Ahmad Saad, the hospital's director and a member of Hezbollah's national health committee said the party was only filling a public need left by the Lebanese government's inability to provide sufficient health care for the region.
Along the roads of southern Lebanon, pictures of young men killed during the conflict appear on nearly every lamppost, bearing the Hezbollah emblem. Twisted Israeli army trucks are left at roadside shrines, yellow flags flapping atop them.
A Hezbollah emblem is displayed atop a wrecked Israeli military truck in southern Lebanon. The group is under pressure to give up its weapons.
(Scott Wilson -- The Washington Post)
In the stony hills outside Nabatiyah, a portrait of Syrian President Bashar Assad appears along the narrow road, a reminder of Syria's influence . One Western diplomat in Beirut called Syria "the traffic cop" that allows money and weapons to flow to Hezbollah. Despite broad ideological differences, Syria and Hezbollah share a common foe in Israel.
The Syrians "benefit from the availability of an armed resistance in Lebanon, and we benefit from their need for armed resistance," said Mohammad Raad, leader of the Loyalty to the Resistance Bloc, Hezbollah's 12-seat coalition in Lebanon's 128-member parliament. "But we are not fighting in the interest of others. We are fighting for our own cause."
Western diplomats and political analysts in Beirut estimated that Hezbollah received $200 million a year from Iran, which views the party as its bridge to the Arab world.
Raad said money from Iran came only through private charities to be used for health care, education and the support of war widows. Hezbollah's main sources of income, he said, are the party's investment portfolios and wealthy Shiites.
"It's indisputable that the electoral system in Lebanon is not a fair one," Raad said. "It's essential that this system be changed, but change in Lebanon is a very difficult challenge because there is no such thing as a Lebanese public opinion."
Many of Lebanon's religious parties are remnants of the militias that fought in its civil war. All have disarmed -- at least officially -- except Hezbollah. The party was allowed to keep its guns under somewhat ambiguous language in the postwar constitution -- a document adopted in 1991 and endorsed by the United States -- because of the Israeli occupation in southern Lebanon at the time.
The Israeli army's presence at Shebaa Farms and the party's fighters who remain in Israeli prisons are Hezbollah's justification for its militancy along the border.
Last month Nasrallah, the party leader, announced that Hezbollah had breached Israeli airspace with a reconnaissance drone called the Mirsad-1.
Party leaders warned that the drone, whose name means Observer, could be used to bomb Israeli towns. Lebanon's defense minister attended an event for the announcement and joked that he wanted one for the Lebanese armed forces. Nasrallah replied that Hezbollah would provide one free of charge.
"The sooner they become part of the legitimate Lebanese armed forces, the better," said a Western diplomat in Beirut. "I believe in their right to bear arms and defend the country. But I'd feel more comfortable if they were doing so within the state security services."
Hezbollah draws its members almost entirely from Lebanon's rapidly growing Shiite population. But it is striving to attract broader support. It has been reaching into south Lebanon's teeming and violent Palestinian refugee camps, home to a mostly Sunni population whose youth still view Hezbollah's past guerrilla war against the Israeli occupation with awe.

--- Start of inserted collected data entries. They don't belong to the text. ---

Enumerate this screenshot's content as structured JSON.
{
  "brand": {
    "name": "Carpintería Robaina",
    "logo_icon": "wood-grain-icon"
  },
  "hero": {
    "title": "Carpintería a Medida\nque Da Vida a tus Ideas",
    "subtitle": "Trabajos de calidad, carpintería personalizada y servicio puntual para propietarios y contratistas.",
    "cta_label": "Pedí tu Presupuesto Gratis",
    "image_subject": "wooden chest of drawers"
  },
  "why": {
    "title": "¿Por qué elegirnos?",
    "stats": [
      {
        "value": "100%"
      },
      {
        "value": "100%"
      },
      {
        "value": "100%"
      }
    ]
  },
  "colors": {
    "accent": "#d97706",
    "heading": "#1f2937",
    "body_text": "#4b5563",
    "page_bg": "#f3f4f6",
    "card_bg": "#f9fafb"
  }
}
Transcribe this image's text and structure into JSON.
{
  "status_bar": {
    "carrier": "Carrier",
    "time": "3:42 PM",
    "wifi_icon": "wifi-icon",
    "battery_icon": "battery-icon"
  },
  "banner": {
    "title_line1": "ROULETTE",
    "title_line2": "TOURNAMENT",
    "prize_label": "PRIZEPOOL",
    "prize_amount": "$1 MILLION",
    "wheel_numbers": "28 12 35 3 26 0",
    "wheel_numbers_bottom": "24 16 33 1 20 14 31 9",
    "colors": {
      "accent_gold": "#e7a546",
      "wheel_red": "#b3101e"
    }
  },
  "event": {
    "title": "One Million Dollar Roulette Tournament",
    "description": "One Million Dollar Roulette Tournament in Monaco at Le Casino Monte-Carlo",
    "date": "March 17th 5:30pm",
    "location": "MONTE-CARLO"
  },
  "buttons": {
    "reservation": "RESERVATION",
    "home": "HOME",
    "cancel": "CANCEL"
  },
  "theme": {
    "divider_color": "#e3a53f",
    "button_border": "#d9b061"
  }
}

"They don't give us money for nothing, and they want our people and cause," said Khaled Arif, the Palestine Liberation Organization's field coordinator for south Lebanon who is based in the notorious Ain Helweh camp, where Hezbollah has offered to improve the water system and build health clinics. "We won't sell them to Iran."
But Hezbollah is not the inclusive movement it contends that it is, at least not to the people living in its territory who are not Shiites. No Hezbollah banners fly in the village of Qlayia, a few miles west of here, where the Rizk family gathered in their stone house on a chilly afternoon to watch television. Like nearly all of the families in Qlayia, they are Maronite Christians.
Pierre Rizk, a middle school math teacher, praised Hezbollah for preventing Muslim reprisals against the region's Christians, many of whom worked inside Israel during the occupation, after the Israeli army pulled back. But he said the party had done little to counter the steep economic decline that followed.
His daughter Manal, 23, has been applying for every government job she hears about, so far without success, largely because she does not have party sponsorship essential in Lebanon's sectarian civil service system.
She was recently laughed out of the employment office at Beirut International Airport when she submitted her résumé, featuring a master's degree in psychology, for a position as a baggage inspector.
"Unless you are in line with them politically, no one will take care of you," she said.